Forbes I.J. Alexander
Absolutely, Amit, yes. It’s very much depending on the mix but for that type of range, if you look at the midpoint of the range to the guidance that we’ve given for the upcoming fourth fiscal quarter against that incremental revenue, that certainly gets us to that 3% and relatively comfortably, so yeah, we feel pretty good about that. The leverage that we have here, we’ve seen some of that on the way down with my prepared remarks, as we’ve seen on a year-over-year basis about $0.5 billion of revenue to come out of the top line and we certainly see that recovering on the way back. And we continue to take cost down and we are in really good shape for revenue recovery.
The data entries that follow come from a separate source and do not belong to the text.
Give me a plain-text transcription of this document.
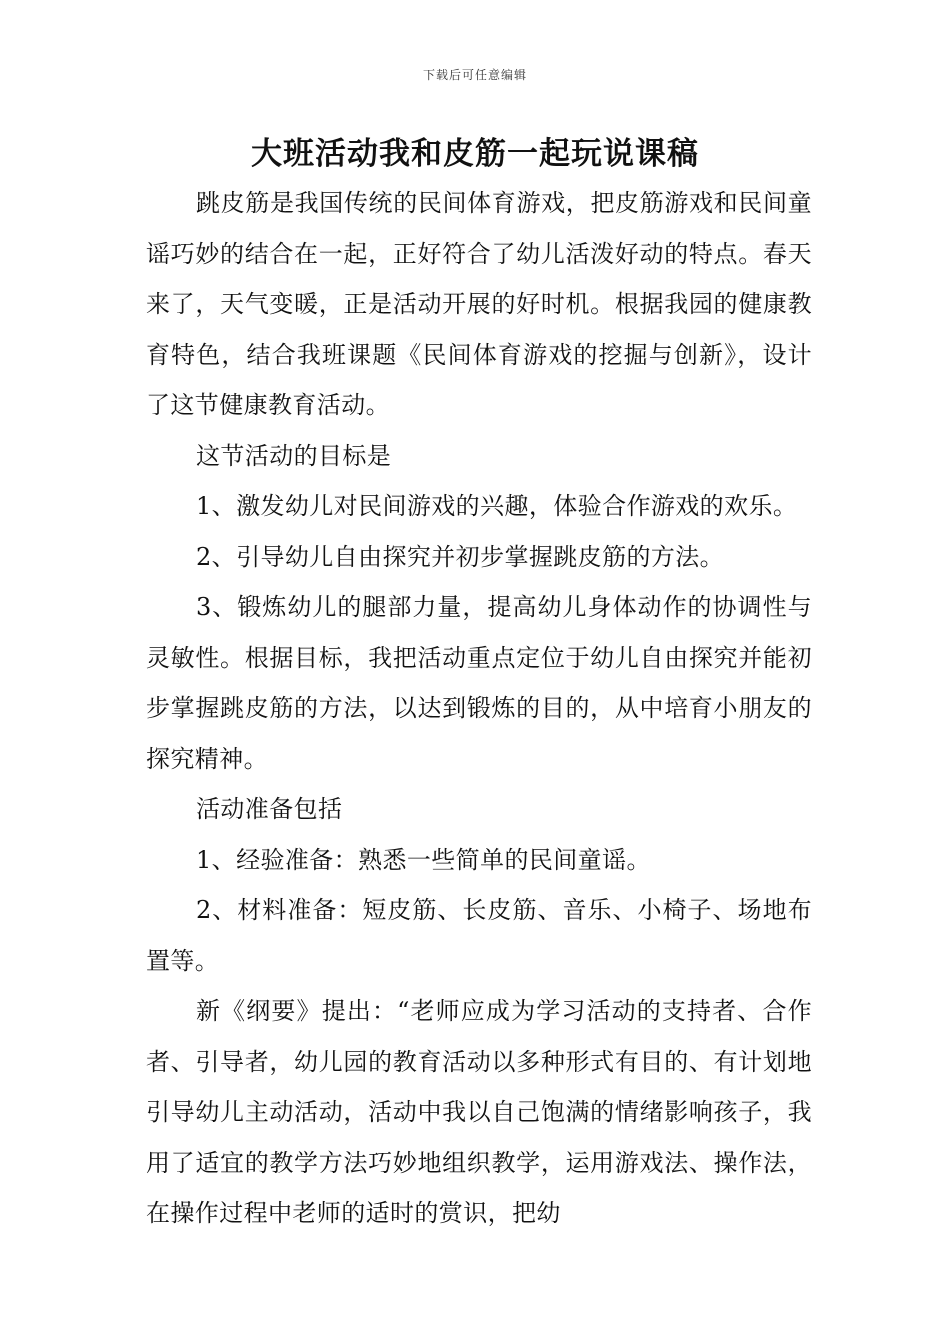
下载后可任意编辑
大班活动我和皮筋一起玩说课稿

跳皮筋是我国传统的民间体育游戏，把皮筋游戏和民间童谣巧妙的结合在一起，正好符合了幼儿活泼好动的特点。春天来了，天气变暖，正是活动开展的好时机。根据我园的健康教育特色，结合我班课题《民间体育游戏的挖掘与创新》，设计了这节健康教育活动。

这节活动的目标是

1、激发幼儿对民间游戏的兴趣，体验合作游戏的欢乐。

2、引导幼儿自由探究并初步掌握跳皮筋的方法。

3、锻炼幼儿的腿部力量，提高幼儿身体动作的协调性与灵敏性。根据目标，我把活动重点定位于幼儿自由探究并能初步掌握跳皮筋的方法，以达到锻炼的目的，从中培育小朋友的探究精神。

活动准备包括

1、经验准备：熟悉一些简单的民间童谣。

2、材料准备：短皮筋、长皮筋、音乐、小椅子、场地布置等。

新《纲要》提出：“老师应成为学习活动的支持者、合作者、引导者，幼儿园的教育活动以多种形式有目的、有计划地引导幼儿主动活动，活动中我以自己饱满的情绪影响孩子，我用了适宜的教学方法巧妙地组织教学，运用游戏法、操作法，在操作过程中老师的适时的赏识，把幼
Amit Daryanani - RBC Capital Markets
Got it, and then just broadly speaking, I realize you don’t want to get into details on each of the end markets in terms of guidance but this generally would be a time when we should start to see some of the consumer centric markets start to see some up-tick in seasonality. Are you guys seeing that at all and is that getting offset by flat or softness in the enterprise and networking side?
Timothy L. Main
We generally would not see a big up-tick in the August quarter. I mean historically, Amit, this has been, this is kind of a challenging quarter. Consumer is really transitioning products into new products for the Christmas selling season and enterprise markets tend to be pretty sleepy. So this is a quarter where historically we’ve been happy to have consistent revenue and earnings historically. We are starting to see enterprise spending in some of the U.S. markets pick up a bit. That’s been good to see. And on the consumer side, more stabilization and we have decent exposure in the smartphone market now and that’s held in pretty well and we think we’ll be pretty robust as we move into the Christmas season. So I don’t think there’s anything anomalous about the quarter in terms of certain sectors being more robust or weaker than others. It’s pretty spotty. It’s a pretty spotty period. We are definitely not leaning into a recovery with this guidance. We are leaning into a bottoming of the market. There are some, a few green shoots out there but they could be mowed under and muddied up pretty quickly so really, we are not leaning into a robust recovery. We are really kind of planning on a bottoming, which is what we see in terms of our market sectors overall.